For each action, write a practical one-liner about when to use it. Don't just restate the action name.

**Good**: "Look up a Jira issue by its key (e.g., PROJ-123) to get status, assignee, and description"
**Bad**: "Find issue by key in Jira"

**Good**: "Send a message to a Slack channel — use for team updates, announcements, or sharing summaries"
**Bad**: "Send a channel message in Slack"

### Writing the "when to use" section

Tailor this to what the user told you about their role. Examples:

**For a PM**: "When the user asks about project status, sprint progress, or team updates, check Jira first. For sharing decisions or updates, draft a Slack message. Use Google Docs for longer-form writing."

**For a developer**: "When the user mentions a merge request, branch, or code review, check GitLab. For bug reports or task tracking, use Jira. Slack for quick team comms."

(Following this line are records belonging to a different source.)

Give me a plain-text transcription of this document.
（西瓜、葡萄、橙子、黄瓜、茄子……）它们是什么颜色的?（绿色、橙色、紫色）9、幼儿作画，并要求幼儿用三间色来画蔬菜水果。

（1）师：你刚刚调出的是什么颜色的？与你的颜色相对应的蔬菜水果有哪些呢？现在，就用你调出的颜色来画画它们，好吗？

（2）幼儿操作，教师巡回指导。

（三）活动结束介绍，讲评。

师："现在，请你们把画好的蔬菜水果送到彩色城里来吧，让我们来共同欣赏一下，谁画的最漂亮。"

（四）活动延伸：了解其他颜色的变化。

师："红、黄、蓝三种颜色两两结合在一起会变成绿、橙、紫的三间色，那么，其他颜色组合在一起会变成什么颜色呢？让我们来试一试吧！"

**For sales**: "When the user asks about a contact, deal, or company, check HubSpot first. Use Gmail for outreach drafts. Google Calendar for scheduling."

If the user didn't provide role context, write something generic but still useful: "Use these tools whenever the user's request involves one of the connected apps. Prefer read actions for gathering context, and confirm before executing write actions."

## Step 5: Confirm and explain

After writing the file (or showing the content for Claude Desktop), tell the user:

"Created your tools profile at `[path]`. This means every conversation will know about your tools and when to use them.

You can edit it anytime to adjust preferences or add context. A few things you might want to tweak:

- The 'when to use' guidance if your workflow changes
- Whether write actions should auto-execute or always confirm first
- Any app-specific preferences (e.g., 'always use #general for Slack updates')

To update this profile after adding new tools, just say 'update my tools profile'."

## Handling updates

If the user says "update my tools profile" and the file already exists:

1. Read the existing file
2. Get the current tool inventory (Agentic: call `list_enabled_zapier_actions`; Classic: inspect available MCP tools)
3. Diff what's new vs. what's already documented
4. Update the file, preserving any custom edits the user made to the preferences section
5. Note what changed: "Added 3 new Google Sheets actions. Your custom preferences were preserved."